Convencido Ginastera de que el verdadero dramaturgo en una ópera es el compositor, el que debe sustentar la arquitectura de la obra y el sentido profundo de los símbolos psicológicos de los personajes, trazó su Bomarzo a través de las posibilidades del flash-back. A partir de aquí, pudo el músico ordenar las distintas secuencias imaginadas por el libretista, en torno de un psicópata que, según lo puso de manifiesto Roberto Oswald en su puesta en el Colón de 1984, estaba en conflicto con los valores sociales, humanos y teológicos de su tiempo. Es también Oswald quien descubre en Mujica Lainez a un profundo amante de la ópera, quien, en su libreto para Ginastera, rinde homenaje a los grandes personajes líricos, desde Tristán, Parsifal y Fausto, hasta Pelléas y Salomé, cuyos conflictos parecieran aflorar en diversos episodios de la obra.
En el comienzo del primero de los dos actos, Pier Francesco, el protagonista, asume su presentimiento de la muerte, pero también sus sueños y ambiciones de inmortalidad, mientras en el segundo cuadro del acto se inicia el racconto que da lugar al desfile retrospectivo de los hechos salientes de su vida: su niñez en medio de la crueldad de sus hermanos; las promesas de inmortalidad; la muerte de su padre; sus fantasías eróticas corporizadas en Pantasilea, la cortesana florentina; en Julia Farnese, su esposa a la que no llega nunca a poseer, y en su esclavo Abul, personaje mudo y supuestamente ambiguo, aunque a nadie le queden dudas de su real condición dentro de la historia; la imagen de Diana, la abuela, con la evocación de la osa ancestral, protectora de los Orsini, y la muerte de su hermano Girolamo; su coronación como duque de Bomarzo y, entre otros hechos relativos a su vida oculta, los anuncios de la proximidad de su fin, con lo que la historia se cierra circularmente sobre el cuadro inicial. Otra vez el mismo niño pastor escuchado al comienzo sobre el tema medieval del “lamento di Tristano”, con palabras que ahora adquieren su trágico sentido: “No me cambio, en mi pobreza, por el Duque de Bomarzo...” .
En su estructura interna, la ópera se divide en quince cuadros separados por interludios instrumentales, una idea que Ginastera, como tantos otros creadores del siglo, toma en préstamo de Pélleas et Mélisande de Debussy, y de Wozzeck y Lulú de Alban Berg, tal como ya lo había probado en su primera ópera, Don Rodrigo. En el planteo estrictamente musical, el material se ordena en torno de una serie básica dodecafónica, de la cual derivan las correspondientes a varios personajes y a los temas centrales de la permanencia, la muerte y su opuesto, la inmortalidad. Más allá de la ya añeja (para los años Sesenta) dodecafonía y del microtonalismo, Ginastera acude a procedimientos más a tono con la vanguardia, como la aleatoriedad, y, para la textura orquestal, a los clusters o racimos de sonidos, las “nubes” (sonidos producidos en forma aleatoria que quedan suspendidos en el aire y cambian lentamente de color y de forma) y las “constelaciones”, chispas de sonidos que estallan súbitamente y desaparecen de la misma manera.

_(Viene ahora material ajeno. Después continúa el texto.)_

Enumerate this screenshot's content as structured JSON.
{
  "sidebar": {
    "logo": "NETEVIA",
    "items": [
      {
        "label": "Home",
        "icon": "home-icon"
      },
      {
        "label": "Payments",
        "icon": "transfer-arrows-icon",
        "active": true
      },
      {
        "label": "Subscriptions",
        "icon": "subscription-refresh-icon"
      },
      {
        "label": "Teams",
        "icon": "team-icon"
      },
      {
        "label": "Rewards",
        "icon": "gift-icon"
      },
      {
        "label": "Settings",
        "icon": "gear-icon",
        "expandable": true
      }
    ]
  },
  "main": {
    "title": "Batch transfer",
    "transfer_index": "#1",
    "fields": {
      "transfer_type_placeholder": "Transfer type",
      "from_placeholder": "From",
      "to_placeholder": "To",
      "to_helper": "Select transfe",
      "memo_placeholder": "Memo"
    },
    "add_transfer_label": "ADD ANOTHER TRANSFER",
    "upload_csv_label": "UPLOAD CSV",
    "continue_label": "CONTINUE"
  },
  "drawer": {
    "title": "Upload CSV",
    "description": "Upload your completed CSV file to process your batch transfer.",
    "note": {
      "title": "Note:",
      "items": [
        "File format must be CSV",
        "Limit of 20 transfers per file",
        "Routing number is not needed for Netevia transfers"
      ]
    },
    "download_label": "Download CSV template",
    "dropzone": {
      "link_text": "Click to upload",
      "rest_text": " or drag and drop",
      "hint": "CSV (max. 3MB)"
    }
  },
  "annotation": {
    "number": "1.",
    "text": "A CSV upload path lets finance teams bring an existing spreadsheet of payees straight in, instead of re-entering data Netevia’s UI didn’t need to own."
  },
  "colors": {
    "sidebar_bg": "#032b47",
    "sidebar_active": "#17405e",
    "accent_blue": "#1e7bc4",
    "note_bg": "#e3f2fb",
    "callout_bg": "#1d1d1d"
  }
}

“Si quieres saber de mí /te lo dirán unas piedras” canta el coro en estilo madrigalesco en el interludio duodécimo. Es el sentido último de la obra, en la que los monstruos del jardín de Bomarzo (el Minotauro, la Esfinge, la Boca del infierno, el Jano bifronte...) asumen la metáfora de la permanencia, de la eternidad, con una violencia que los autores buscan conjurar en aquella especialísima década de 1960.